AMB colonizations as well as infections are not uncommon in Australia. In 2000, 1447 AMB isolates and 341 (23%) infections were identified, suggesting the ubiquitous nature of these organisms. There was a difference in geographical distribution: Infections were highest in the Northern Territory (4.1 per 100,000 population), followed by Queensland (3.8), and lowest in New South Wales (0.78). The main sites of the infections were the respiratory tract, soft tissue and the lymphatics. Almost all the isolates from lymph node (99.84%) and soft tissue (91.0%) were associated with disease compared with 9.5% of the pulmonary isolates that were thought to be pathogenic. Rapidly growing mycobacteriae, predominantly M. fortuitum, M. abcessus and M. chelonae, caused soft tissue infections, whereas the M. avium complex caused lung lesions.

Soft tissue infections due to M. fortuitum were more prevalent in Queensland, suggesting a significant environmental presence.

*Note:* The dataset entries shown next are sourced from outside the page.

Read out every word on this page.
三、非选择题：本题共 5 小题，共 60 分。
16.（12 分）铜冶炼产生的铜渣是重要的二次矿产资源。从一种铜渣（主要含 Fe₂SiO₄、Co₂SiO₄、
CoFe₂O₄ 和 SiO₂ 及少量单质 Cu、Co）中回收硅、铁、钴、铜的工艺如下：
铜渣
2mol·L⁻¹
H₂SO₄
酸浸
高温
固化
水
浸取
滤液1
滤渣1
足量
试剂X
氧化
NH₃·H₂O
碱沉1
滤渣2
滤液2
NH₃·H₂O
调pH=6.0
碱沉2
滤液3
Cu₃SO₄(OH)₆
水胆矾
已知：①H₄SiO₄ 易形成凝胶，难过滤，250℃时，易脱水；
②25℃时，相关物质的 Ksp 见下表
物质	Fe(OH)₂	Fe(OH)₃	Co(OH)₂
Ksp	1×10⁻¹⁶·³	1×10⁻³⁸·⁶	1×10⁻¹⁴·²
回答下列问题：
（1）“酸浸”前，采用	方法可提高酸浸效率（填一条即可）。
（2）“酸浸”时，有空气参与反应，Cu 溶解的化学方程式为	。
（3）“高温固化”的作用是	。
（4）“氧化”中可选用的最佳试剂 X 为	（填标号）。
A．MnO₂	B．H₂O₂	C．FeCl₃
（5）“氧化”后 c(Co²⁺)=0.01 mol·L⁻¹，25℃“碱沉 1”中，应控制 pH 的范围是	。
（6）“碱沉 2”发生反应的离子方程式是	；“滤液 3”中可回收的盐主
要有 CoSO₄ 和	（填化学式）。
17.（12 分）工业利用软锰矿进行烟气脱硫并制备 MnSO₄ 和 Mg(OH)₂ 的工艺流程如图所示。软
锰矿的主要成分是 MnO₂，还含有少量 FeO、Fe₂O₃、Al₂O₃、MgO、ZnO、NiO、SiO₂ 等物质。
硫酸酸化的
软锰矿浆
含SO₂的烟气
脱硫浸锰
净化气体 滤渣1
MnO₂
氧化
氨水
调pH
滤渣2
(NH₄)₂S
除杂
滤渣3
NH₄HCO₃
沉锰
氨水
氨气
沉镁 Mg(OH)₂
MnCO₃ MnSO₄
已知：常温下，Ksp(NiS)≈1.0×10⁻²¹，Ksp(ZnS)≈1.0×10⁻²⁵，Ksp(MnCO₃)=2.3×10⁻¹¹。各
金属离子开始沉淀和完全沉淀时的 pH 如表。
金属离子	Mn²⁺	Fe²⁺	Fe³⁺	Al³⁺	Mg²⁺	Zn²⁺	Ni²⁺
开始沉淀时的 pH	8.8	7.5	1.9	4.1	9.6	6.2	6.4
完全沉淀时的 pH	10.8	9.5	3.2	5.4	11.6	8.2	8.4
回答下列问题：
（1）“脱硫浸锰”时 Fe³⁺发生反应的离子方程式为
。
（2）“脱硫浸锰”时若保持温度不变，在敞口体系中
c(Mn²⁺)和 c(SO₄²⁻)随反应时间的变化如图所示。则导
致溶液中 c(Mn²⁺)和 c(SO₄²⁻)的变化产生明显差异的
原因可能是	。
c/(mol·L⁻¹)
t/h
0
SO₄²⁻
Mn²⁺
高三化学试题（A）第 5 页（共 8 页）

A literature review showed there were 23 cases of M. fortuitum PD-related exit site infection or peritonitis worldwide, but none of the cases were reported from Australia. [3] The organism sensitivity to antibiotics and resistance to antitubercular drugs was similar to the antibiogram reported from the Netherlands as well. [4] The PD catheter is often removed in patients with M. fortuitum peritonitis. Treatment for our patient included early microbiological identification, catheter removal, appropriate antibiotics and a prolonged course of oral antibiotics to avoid the potential toxicity of amikacin. [3],[4] It is possible to restart PD with preserved membrane characteristics as in this patient.

References

1Haverkort F; Australian Mycobacterium Reference Laboratory Network; Special Interest Group in Mycobacteria within the Australian Society for Microbiology.. National atypical mycobacteria survey, 2000. Commun Dis Intell. Q Rep 2003;27:180-9.
2White R, Abreo K, Flanagan R, et al. Non-tuberculous mycobacterial infections in continuous ambulatory peritoneal dialysis patients. Am J Kidney Dis 1993;22:581-7.
3Hod T, Kushnir R, Paitan Y, Korzets Z.. Mycobacterium fortuitum infection in continuous ambulatory peritoneal dialysis. Clin Nephrol 2008;70:546-53.
4van Ingen J, van der Laan T, Dekhuijzen R, Boeree M, van Soolingen D. In vitro drug susceptibility of 2275 clinical non-tuberculous Mycobacterium isolates of 49 species in The Netherlands. Int J Antimicrob Agents 2010;35: 169-73.